To meet its own requirements, Amazon will need to address the following five key connectivity challenges without asking too much of drone’s batteries:  

  1. Maintaining an internet connection: Although they won’t be controlled directly by a human operator, the delivery drones will need to able to receive air traffic control information and instructions in real time. For example, the airspace regulator may want to instruct all drones to stay out of a specific geographic area because a helicopter is coming into land. Unless regulators set aside dedicated spectrum, drones will probably have to use a combination of Wi-Fi networks and cellular networks to maintain this internet connection. This will make them vulnerable to network congestion, as well as eating into battery power. The deployment of new low power, wide area (LPWA) networks will certainly help, but a key question for the UK trial is how long a drone can safely be without an internet connection. Amazon envisions that the drones would also use the Automatic Dependent Surveillance – Broadcast (ADS–B) system to periodically broadcast the drone’s location, enabling it to be tracked.
  1. Managing intermittent GPS connections:  Delivery drones will use GPS signals to establish their exact location, but these signals depend on a line of sight between the GPS satellites and the drone. Tall buildings, extreme weather and landscape features, such as canyons, can interfere with these signals and GPS consumes a lot of battery power, as players of Pokemon Go will attest. A key question is how often drones will need to check their location via GPS.
  1. Drone-to-drone communication: In time, the air could be buzzing with a wide range of commercial and leisure drones, delivering parcels, taking photographs, monitoring property and, eventually, even carrying human passengers. These drones will need to be able to automatically avoid each other using vehicle-to-vehicle systems. Such systems will rely on very frequent exchanges of information (multiple times per second) between vehicles using short-range wireless technologies, which will also consume considerable battery power.
  1. Obstacle avoidance: Drones will also need to be able to avoid obstacles, such as trees and birds, that aren’t transmitting wireless signals. This is why Amazon sees the need for “non-collaborative sensor-based sense-and-avoid systems”. Again, such sensors will need to be as frugal as possible with battery life.
  1. Establishing standardized protocols:  To limit the number of technologies a drone will need to support and enable manufacturers to achieve economies of scale, the drone industry needs to agree and adopt standardized protocols for the systems outlined above. At a conference in the US last year, Gur Kimchi, vice president of Amazon Prime Air, highlighted the urgent need for standards. “Imagine the internet without HTTP and TCP/IP,” Kimchi said, according to the Washington Post. “That’s basically where we are now. So we’re putting our foot down, and we’d like everybody to feel an urgent need to come together and create these standards and adapt them.” In practice, Amazon’s push to develop its own delivery drones suggests it is seeking to establish de facto standards in the hope that the rest of the industry will then adopt them.

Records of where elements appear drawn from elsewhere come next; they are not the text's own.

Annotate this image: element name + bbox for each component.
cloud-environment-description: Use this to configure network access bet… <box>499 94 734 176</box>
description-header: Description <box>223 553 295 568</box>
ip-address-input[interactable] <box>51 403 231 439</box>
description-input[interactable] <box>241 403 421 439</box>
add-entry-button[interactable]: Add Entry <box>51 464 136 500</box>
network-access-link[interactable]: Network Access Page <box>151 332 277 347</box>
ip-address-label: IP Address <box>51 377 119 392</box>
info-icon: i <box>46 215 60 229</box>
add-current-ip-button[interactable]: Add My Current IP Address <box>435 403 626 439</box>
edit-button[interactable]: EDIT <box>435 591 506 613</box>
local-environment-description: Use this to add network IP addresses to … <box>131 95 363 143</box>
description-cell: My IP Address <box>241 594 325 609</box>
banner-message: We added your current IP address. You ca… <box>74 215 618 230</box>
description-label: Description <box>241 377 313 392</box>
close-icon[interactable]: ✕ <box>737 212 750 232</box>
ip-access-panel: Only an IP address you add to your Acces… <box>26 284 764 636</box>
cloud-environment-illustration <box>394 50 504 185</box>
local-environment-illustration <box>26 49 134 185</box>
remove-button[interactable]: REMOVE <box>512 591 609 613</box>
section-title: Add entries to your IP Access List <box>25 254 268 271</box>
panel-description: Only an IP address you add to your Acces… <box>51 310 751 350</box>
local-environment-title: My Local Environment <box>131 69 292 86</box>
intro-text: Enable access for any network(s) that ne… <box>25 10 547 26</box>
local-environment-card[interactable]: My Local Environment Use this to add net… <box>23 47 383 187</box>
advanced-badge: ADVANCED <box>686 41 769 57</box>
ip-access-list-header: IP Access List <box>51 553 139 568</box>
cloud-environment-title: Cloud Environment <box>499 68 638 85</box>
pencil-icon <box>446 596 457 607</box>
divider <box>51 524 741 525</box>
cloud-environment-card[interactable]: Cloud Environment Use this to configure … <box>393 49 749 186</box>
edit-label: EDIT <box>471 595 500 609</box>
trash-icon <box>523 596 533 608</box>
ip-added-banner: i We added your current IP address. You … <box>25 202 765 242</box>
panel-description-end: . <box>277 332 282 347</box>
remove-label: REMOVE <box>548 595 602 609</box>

Although all of the challenges outlined above are individually surmountable, the aggregate impact on drone’s battery life isn’t yet clear. For this reason, the results of the Amazon’s UK trials will be worth watching closely: How Amazon goes about minimising the power consumption of its drones could provide some important insights and lessons for the broader internet of things.

Still, it seems likely that the stringent safety requirements recognized by Amazon itself will put severe limits on delivery drones’ commercial viability. For the rest of this decade at least, Amazon and its rivals will probably need to rely on human controllers far more than they would like. And the trials now kicking off in the UK may run and run.